Nagoro’s plight is replicated all around Japan, as the world’s third-largest economy battles a declining population, low birth rate and high life expectancy.
The country is on the verge of becoming the first “ultra-aged” country in the world, meaning that 28 percent of people are aged 65 or above.
The latest government report shows that 27.7 percent of a population of 127 million — one in four people — are aged 65 or older and the figure is expected to jump to 37.7 percent in 2050.
According to experts, around 40 percent of Japan’s 1,700 municipalities are defined as “depopulated.”
After World War II, when forestry and agriculture were the main economic drivers, many Japanese lived in rural villages like Nagoro. But young people started to leave for Tokyo in the 1960s, said Takumi Fujinami, economist at the Japan Research Institute.

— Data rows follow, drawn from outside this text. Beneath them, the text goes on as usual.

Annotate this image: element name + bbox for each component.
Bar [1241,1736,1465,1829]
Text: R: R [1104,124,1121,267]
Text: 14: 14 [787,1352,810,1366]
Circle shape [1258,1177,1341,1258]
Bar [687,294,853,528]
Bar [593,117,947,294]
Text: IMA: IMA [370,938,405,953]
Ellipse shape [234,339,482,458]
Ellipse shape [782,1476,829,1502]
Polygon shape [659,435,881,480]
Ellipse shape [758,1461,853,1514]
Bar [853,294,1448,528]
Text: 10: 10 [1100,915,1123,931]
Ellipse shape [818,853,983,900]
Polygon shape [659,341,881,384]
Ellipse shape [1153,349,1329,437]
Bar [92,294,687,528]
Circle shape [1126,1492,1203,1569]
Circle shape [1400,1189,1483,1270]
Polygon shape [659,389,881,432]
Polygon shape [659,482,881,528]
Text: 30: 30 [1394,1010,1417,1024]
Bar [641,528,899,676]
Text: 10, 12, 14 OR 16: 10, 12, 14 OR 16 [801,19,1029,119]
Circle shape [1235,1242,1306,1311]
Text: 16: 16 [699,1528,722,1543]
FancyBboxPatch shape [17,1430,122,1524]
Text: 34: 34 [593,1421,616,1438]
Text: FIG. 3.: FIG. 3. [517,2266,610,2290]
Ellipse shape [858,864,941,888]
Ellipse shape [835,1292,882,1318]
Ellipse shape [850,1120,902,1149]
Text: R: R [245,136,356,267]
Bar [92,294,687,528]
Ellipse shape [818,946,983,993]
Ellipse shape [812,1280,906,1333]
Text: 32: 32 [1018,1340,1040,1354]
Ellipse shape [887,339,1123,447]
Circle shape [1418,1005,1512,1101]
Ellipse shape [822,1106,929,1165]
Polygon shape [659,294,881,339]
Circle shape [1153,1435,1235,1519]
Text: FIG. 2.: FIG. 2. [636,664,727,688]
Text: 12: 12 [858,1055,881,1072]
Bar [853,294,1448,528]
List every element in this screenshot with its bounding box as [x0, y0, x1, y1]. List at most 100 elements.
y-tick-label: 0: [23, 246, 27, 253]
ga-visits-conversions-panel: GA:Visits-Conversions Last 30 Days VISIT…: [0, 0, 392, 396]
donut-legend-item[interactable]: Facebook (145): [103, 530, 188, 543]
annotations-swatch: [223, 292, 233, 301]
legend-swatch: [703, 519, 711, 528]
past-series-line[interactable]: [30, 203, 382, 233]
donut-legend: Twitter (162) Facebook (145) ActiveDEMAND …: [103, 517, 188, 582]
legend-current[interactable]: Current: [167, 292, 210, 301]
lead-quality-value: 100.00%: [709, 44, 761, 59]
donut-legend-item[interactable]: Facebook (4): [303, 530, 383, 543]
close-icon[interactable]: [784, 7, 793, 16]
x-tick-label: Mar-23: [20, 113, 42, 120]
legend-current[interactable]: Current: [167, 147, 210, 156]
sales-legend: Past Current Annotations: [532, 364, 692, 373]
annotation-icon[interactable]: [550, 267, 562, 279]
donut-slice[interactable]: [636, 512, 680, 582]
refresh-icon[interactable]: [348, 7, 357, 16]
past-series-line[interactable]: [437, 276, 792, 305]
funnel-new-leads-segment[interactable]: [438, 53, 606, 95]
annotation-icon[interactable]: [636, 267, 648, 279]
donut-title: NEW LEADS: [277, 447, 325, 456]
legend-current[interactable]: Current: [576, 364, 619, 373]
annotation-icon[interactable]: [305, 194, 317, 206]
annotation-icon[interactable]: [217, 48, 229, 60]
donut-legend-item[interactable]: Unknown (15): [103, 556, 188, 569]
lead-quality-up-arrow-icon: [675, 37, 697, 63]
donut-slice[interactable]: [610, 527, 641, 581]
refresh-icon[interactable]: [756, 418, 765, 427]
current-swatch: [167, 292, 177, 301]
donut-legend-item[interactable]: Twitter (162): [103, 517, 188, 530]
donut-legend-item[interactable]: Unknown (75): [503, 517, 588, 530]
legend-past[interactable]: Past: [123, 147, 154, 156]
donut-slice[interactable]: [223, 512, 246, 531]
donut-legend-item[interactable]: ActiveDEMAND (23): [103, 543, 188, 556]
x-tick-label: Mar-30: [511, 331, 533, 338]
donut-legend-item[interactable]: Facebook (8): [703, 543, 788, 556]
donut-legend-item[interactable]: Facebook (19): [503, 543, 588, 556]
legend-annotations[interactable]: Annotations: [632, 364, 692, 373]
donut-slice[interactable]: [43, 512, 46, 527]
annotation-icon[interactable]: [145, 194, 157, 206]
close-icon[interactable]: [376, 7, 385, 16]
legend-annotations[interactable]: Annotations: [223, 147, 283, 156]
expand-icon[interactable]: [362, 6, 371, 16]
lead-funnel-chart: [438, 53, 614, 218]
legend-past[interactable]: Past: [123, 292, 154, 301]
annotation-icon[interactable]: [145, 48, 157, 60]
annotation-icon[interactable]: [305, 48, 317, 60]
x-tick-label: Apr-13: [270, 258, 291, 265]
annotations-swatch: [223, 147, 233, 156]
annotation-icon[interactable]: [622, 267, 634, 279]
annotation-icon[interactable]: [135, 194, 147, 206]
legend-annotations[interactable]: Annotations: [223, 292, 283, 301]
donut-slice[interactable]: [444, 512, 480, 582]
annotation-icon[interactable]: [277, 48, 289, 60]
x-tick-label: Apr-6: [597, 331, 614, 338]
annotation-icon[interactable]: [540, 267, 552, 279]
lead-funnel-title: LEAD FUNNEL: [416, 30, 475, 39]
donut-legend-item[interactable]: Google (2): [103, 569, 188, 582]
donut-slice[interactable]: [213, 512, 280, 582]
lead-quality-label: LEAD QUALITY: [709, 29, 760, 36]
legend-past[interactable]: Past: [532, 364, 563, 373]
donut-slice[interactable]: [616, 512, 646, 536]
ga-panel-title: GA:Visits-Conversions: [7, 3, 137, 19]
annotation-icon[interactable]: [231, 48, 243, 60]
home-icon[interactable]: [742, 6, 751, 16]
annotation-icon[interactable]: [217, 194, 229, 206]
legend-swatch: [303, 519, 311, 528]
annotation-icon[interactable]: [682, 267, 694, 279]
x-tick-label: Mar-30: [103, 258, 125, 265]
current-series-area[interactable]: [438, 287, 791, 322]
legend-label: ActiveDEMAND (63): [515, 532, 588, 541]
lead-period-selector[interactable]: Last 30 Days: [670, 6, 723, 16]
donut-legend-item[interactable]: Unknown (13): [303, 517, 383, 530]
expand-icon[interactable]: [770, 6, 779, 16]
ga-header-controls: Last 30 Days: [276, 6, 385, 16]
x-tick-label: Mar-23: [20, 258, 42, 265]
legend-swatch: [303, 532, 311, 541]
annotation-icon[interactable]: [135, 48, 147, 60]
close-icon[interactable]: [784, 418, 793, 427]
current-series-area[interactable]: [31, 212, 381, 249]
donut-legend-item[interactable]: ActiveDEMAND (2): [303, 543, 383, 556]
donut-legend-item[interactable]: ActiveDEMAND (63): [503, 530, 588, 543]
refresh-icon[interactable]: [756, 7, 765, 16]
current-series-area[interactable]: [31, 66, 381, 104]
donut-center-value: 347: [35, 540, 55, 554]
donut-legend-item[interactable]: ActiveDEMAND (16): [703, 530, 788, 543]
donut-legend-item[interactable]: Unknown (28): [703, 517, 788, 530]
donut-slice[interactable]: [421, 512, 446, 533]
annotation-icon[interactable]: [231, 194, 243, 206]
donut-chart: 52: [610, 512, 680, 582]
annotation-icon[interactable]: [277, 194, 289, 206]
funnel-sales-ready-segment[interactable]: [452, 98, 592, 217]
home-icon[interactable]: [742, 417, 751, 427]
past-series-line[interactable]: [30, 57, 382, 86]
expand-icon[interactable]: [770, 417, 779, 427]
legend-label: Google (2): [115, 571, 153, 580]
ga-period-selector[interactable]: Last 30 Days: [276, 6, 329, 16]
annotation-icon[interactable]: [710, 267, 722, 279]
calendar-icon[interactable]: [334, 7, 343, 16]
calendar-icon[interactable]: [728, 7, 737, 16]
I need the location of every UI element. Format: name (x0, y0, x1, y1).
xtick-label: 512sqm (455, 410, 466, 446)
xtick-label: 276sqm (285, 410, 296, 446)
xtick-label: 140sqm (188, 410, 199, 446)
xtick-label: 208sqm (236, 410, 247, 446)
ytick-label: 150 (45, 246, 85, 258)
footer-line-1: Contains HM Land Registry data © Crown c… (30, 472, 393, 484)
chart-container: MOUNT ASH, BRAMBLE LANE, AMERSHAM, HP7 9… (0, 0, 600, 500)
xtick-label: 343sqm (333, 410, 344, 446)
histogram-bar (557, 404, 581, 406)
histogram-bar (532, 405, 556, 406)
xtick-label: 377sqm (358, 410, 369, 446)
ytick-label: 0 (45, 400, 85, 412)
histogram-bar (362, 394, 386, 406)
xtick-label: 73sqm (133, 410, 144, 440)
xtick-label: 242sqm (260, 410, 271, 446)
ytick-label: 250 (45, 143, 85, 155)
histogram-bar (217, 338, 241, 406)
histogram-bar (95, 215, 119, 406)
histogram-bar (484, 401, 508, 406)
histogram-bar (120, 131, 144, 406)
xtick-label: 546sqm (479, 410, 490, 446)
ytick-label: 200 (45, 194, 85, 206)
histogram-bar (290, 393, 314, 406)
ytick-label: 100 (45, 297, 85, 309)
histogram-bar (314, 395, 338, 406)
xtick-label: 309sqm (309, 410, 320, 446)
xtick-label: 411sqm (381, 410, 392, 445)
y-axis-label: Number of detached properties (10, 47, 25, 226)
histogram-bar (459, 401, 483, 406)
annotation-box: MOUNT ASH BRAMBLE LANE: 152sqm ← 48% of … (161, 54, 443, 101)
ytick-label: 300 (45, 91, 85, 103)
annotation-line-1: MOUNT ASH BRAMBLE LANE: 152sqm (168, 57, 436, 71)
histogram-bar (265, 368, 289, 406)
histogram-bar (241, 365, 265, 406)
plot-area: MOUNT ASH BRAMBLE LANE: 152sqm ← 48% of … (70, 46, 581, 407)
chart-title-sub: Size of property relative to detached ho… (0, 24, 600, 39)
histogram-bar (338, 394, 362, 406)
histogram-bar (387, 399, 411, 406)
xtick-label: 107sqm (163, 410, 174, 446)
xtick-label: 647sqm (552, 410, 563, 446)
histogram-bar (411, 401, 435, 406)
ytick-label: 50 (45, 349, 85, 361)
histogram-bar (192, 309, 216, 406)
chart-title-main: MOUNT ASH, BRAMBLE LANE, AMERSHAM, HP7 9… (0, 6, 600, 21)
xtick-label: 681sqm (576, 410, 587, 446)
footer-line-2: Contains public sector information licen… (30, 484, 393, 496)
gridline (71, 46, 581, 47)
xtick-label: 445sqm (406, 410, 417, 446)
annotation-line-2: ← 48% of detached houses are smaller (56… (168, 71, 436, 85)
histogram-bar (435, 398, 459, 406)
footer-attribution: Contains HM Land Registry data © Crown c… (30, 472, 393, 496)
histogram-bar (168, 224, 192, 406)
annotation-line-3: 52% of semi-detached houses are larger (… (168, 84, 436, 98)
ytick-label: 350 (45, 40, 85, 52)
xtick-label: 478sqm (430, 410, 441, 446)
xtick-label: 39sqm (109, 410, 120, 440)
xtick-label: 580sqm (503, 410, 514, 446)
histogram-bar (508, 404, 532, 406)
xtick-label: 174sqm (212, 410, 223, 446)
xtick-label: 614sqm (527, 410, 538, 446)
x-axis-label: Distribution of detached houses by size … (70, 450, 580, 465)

“The economy was booming in Tokyo and industrial areas at that time. They were the only places people could earn money, so a lot of young people moved there,” he said.
Prime Minister Shinzo Abe has pledged to revive regions outside Tokyo by pumping in tens of billions of yen, but this is not enough to stop young people from leaving their hometowns to work in Tokyo, Fujinami said.
“In order to combat depopulation, we need people moving in to depopulated areas. But recovering the population is extremely difficult,” he said.
“Instead, it’s important to increase income or improve working conditions for young people in rural areas.”
For example, companies in rural areas tend to have fewer holidays than those in Tokyo, he said.
“We need to create communities where young people can make a long-term living ,” Fujinami said, adding that subsidizing them to move in is not enough.
While there is little evidence of citizens returning to Nagoro, Ayano’s dolls have attracted flesh-and-blood people from as far afield as the US and France.
“Before I started making scarecrows, nobody stopped by. Now many people visit here,” she said.
“I hope Nagoro will become lively again and many people come here for sightseeing.”
“I don’t know what Nagoro will look like in 10 or 20 years… but I’ll keep on making dolls.”